Appellante heeft verder aangevoerd dat haar niet kan worden verweten dat zij de stukken niet tijdig heeft ingediend. Zij bevond zich in een chaotische thuissituatie, nu haar broer het huis leeg had achtergelaten. Het college had een ruimere termijn moeten verstrekken dan wel een geringe termijnoverschrijding moeten sauveren. Deze beroepsgrond slaagt evenmin. Niet valt in te zien dat de hersteltermijn, die twee weken bedroeg, zodanig kort was dat het voor appellante niet mogelijk was om tijdig over de gevraagde stukken te beschikken. Indien dit toch niet mogelijk was, dan had het op de weg van appellante gelegen het college binnen de gegeven hersteltermijn om verlenging van de hersteltermijn te vragen. Appellante heeft gesteld dat het college op de hoogte was van de chaotische situatie waarin zij zich bevond. Wat daar ook van zij, appellante had om verlenging van de termijn had kunnen verzoeken.
4.4.
Uit 4.2 en 4.3 volgt dat het college op grond van artikel 4:5, eerste lid, aanhef en onder c, van de Awb bevoegd was de aanvraag van appellante buiten behandeling te stellen. Wat appellante heeft aangevoerd geeft geen aanleiding om te oordelen dat het college niet in redelijkheid van zijn bevoegdheid tot buitenbehandelingstelling van de aanvraag gebruik heeft kunnen maken. Dit betekent dat het hoger beroep niet slaagt, zodat de aangevallen uitspraak moet worden bevestigd.

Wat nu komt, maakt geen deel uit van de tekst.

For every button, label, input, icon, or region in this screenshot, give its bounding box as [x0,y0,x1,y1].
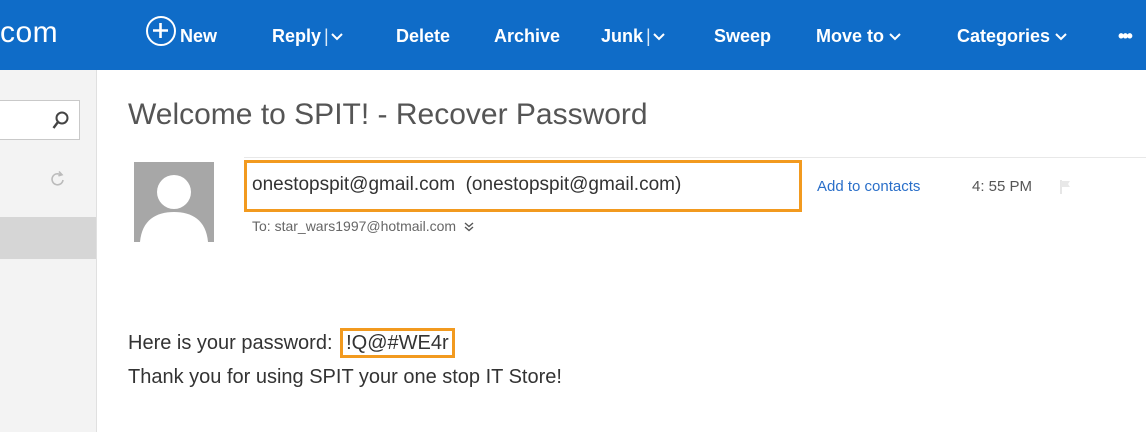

5. Voor een proceskostenveroordeling bestaat geen aanleiding.

BESLISSING

De Centrale Raad van Beroep bevestigt de aangevallen uitspraak.
Deze uitspraak is gedaan door J.T.H. Zimmerman, in tegenwoordigheid van R.I.S. van Haaren als griffier. De beslissing is uitgesproken in het openbaar op 17 maart 2020.